Alors qu’elle s’avançait [vers la table] pour y chercher des compartiments secrets ou quelque chose de semblable, l’illusion qui couvrait la table se dissipa soudainement, révélant un loup gisant dessus. Son dos avait été soigneusement ouvert et les rabats de chair méthodiquement épinglés sur la surface de la table.
Ce moment de la campagne, avec l’illusion s’effondrant pour révéler un loup disséqué fut, en pratique, un bon exemple de "bond d’horreur" [Le fameux Jump Scare des cinéphiles ! (NdT)] en JdR ».
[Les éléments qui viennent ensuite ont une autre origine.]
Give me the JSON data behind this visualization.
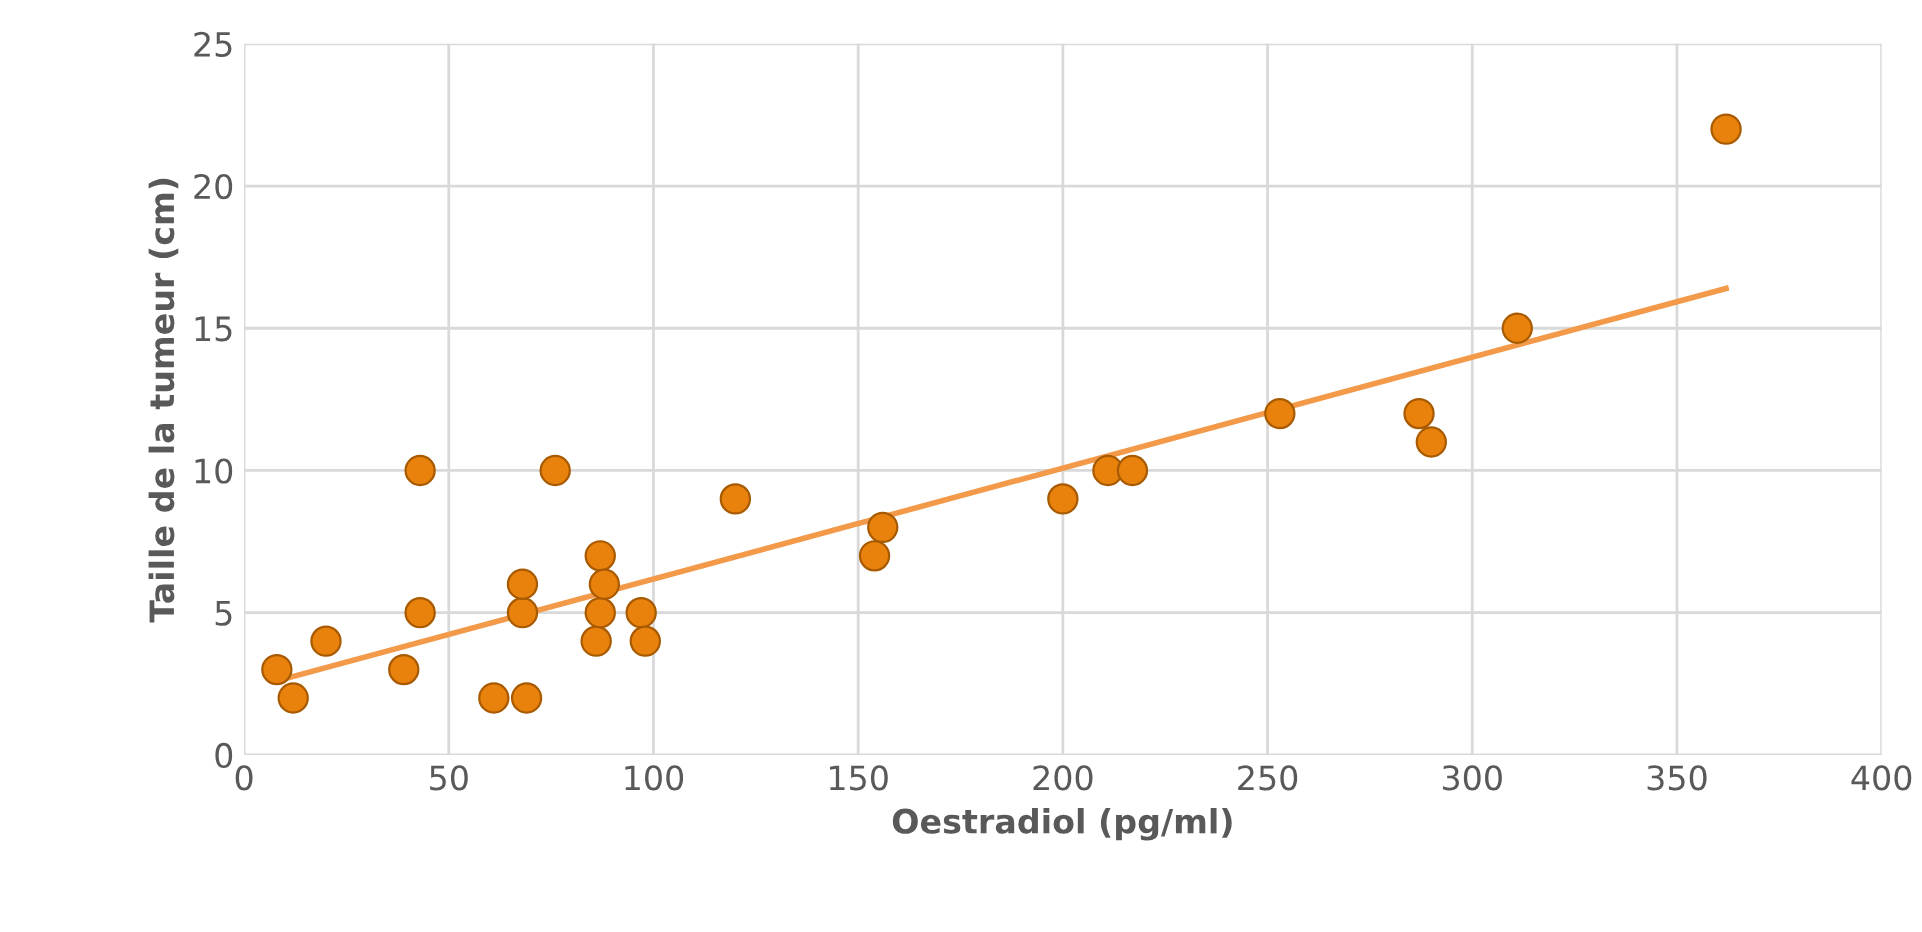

En règle générale, sans des circonstances particulières, vous n’obtenez pas de véritable bond d’horreur dans des jeux de rôle sur table. La narration orale n’est tout simplement pas adaptée pour provoquer un tel effet. Mais il y a des moments très similaires quand des renversements de situation inattendus peuvent être présentés abruptement et provoquer une réponse du genre : « oh merde » autour de la table.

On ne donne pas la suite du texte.